Sin embargo, es en el aire donde contamos con los vehículos de mayor velocidad. Un avión comercial alcanza con comodidad los 800 kilómetros por hora, y muchos aviones militares superan los 3000 kilómetros por hora. Finalmente, las sondas espaciales (los móviles más veloces desarrollados por el género humano) se acercan a los cientos de miles de kilómetros por hora.
¿Sorprendente? Sin dudas lo es. Imaginemos pues que enviamos una sonda (como las antiguas Voyager y Pioner, o como las más recientes Galileo y Cassini) rumbo a la «cercana» Alfa–Centauri, allí, situada como charlábamos antes a 4½ años luz de la Tierra. Con la tecnología disponible, estos pequeños robots no tripulados tardarían unos 4500 años en llegar hasta allá para ser recibidas por algún hipotético habitante de un también hipotético planeta poblado en aquellas regiones del Universo.
Si nuestro objetivo fuese la conocida estrella Sirio, el tiempo necesario rondaría los 9000 años; si nuestro blanco elegido fuera la hermosa Nebulosa del Cangrejo, nuestra sonda llegaría de visita después de 4 millones de años, tiempo teórico de existencia del género humano según la hipótesis evolucionista.
¿Existen posibilidades tecnológicas de crear un vehículo más veloz? Es probable... algunos modelos teóricos postulan que es posible desarrollar máquinas capaces de volar al 1% de la velocidad de la luz. Una nave de esas características podría hacer turismo hasta Alfa–Centauri en «tan sólo» 450 años. Ahora bien, ¿cuál sería el combustible para alcanzar esa velocidad? Probablemente fusión nuclear controlada en laboratorio, hecho utópico para los conocimientos de este siglo XXI.

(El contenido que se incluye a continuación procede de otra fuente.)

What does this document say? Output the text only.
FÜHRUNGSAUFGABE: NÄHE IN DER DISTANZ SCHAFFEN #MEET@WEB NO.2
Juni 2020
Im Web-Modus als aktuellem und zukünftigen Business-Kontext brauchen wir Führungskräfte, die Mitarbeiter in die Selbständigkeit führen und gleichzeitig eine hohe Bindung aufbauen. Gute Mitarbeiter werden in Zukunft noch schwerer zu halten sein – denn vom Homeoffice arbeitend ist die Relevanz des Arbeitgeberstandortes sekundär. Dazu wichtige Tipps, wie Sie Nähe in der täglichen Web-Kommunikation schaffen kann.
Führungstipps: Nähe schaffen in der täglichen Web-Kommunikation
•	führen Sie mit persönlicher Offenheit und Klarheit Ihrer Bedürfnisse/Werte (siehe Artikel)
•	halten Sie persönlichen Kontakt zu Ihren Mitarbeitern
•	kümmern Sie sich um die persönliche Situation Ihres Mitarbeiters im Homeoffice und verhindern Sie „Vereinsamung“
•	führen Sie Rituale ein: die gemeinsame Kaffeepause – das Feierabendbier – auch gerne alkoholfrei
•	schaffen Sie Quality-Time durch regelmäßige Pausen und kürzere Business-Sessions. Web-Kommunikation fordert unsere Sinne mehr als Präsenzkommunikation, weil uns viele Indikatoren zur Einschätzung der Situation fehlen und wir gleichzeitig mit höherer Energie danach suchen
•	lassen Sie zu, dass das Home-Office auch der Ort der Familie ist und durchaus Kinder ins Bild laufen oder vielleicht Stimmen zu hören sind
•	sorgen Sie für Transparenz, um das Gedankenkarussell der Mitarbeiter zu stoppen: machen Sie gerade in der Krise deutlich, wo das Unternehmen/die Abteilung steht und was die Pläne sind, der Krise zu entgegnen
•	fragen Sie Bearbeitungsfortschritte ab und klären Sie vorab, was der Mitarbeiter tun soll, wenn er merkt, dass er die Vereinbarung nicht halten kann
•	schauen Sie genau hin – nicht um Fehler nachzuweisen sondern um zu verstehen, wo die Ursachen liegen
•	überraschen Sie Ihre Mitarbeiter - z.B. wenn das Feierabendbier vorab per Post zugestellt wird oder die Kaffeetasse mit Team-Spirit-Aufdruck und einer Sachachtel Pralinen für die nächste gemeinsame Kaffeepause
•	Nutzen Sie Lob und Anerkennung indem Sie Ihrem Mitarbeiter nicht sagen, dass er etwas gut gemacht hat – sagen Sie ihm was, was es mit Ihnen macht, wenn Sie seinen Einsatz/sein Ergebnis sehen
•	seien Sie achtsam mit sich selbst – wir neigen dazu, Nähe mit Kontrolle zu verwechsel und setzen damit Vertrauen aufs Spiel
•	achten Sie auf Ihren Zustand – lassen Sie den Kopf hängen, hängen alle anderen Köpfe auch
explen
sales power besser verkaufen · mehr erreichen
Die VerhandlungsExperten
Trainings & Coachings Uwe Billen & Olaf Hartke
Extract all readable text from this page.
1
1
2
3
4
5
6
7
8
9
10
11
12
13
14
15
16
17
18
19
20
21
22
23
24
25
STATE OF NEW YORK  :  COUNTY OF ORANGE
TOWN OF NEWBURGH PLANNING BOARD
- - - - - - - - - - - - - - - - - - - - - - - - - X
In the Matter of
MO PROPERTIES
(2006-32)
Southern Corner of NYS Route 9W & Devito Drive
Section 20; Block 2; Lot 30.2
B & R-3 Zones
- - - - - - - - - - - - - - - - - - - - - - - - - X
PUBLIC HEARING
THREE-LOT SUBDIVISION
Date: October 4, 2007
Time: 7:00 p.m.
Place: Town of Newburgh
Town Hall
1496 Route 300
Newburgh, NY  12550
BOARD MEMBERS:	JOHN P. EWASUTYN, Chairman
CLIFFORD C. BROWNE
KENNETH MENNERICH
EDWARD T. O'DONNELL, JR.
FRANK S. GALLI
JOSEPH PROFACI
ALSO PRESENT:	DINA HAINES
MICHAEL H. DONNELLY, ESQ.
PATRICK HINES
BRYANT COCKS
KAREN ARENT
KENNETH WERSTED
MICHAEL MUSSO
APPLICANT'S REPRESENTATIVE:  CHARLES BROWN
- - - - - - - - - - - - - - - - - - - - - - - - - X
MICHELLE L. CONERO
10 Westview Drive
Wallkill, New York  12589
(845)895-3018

Supongamos que una civilización tecnológica logre dominar esta forma de producción de energía, allá, en el hipotético planeta vecino a Alfa–Centauri, preparando una excursión para visitarnos después de casi 500 años de viaje. Mientras eligen como entretenerse durante esos siglos (y como perpetuar su especie), construyen un vehículo con el tamaño adecuado para albergar varias generaciones de viajeros o, en el más novelezco de los casos, criopreservarse para enlentecer sus procesos biológicos.
El citado vehículo, de enorme masa para albergar tecnología, viajeros, provisiones y un inmenso etcétera, debe llevar o abastecerse de combustible a lo largo de los siglos y alcanzar el suficiente consumo de energía para trasladarse durante la travesía. Por otro lado, enviará a lo largo de las décadas mensajes a las sucesivas generaciones de astrónomos en su planeta de origen, en una suerte de viaje épico del cual jamás sabrán si algún día regresarán.
Por otro lado, deberán ser lo suficientemente cautos para evitar que un vehículo de millones de toneladas, lanzado a una velocidad colosal, no colisione siquiera con una pequeña partícula de unos pocos gramos, ya que la energía liberada con semejantes masa y velocidad acabaría de inmediato con el proyecto y sus tripulantes.
Tras sortear todas estas dificultades energéticas, físicas, biológicas y temporales, los turistas llegarían a su objetivo medio milenio después de haber partido, olvidados por unas cuantas generaciones. Ya en las proximidades de la Tierra, la tripulación organizará la forma de desacelerar la gigantesca nave, con un consumo de energía equivalente a la producción de electricidad de toda la humanidad durante un mes.
Parece ser claro que, si bien la situación descripta no es imposible, es al menos enormemente improbable y estadísticamente despreciable. Inmersos en las distancias y en las limitaciones de la biología, la posibilidad de visitas de eventuales extraterrestres roza la utopía. Sin embargo, el fenómeno de los ovnis y de los llamados encuentros cercanos del tercer tipo parece ser indudable. ¿Acaso existen explicaciones alternativas a estos sucesos?
Será tema de futuras ediciones adentrarnos en esta compleja temática, para continuar admirándonos de las maravillas de la Creación.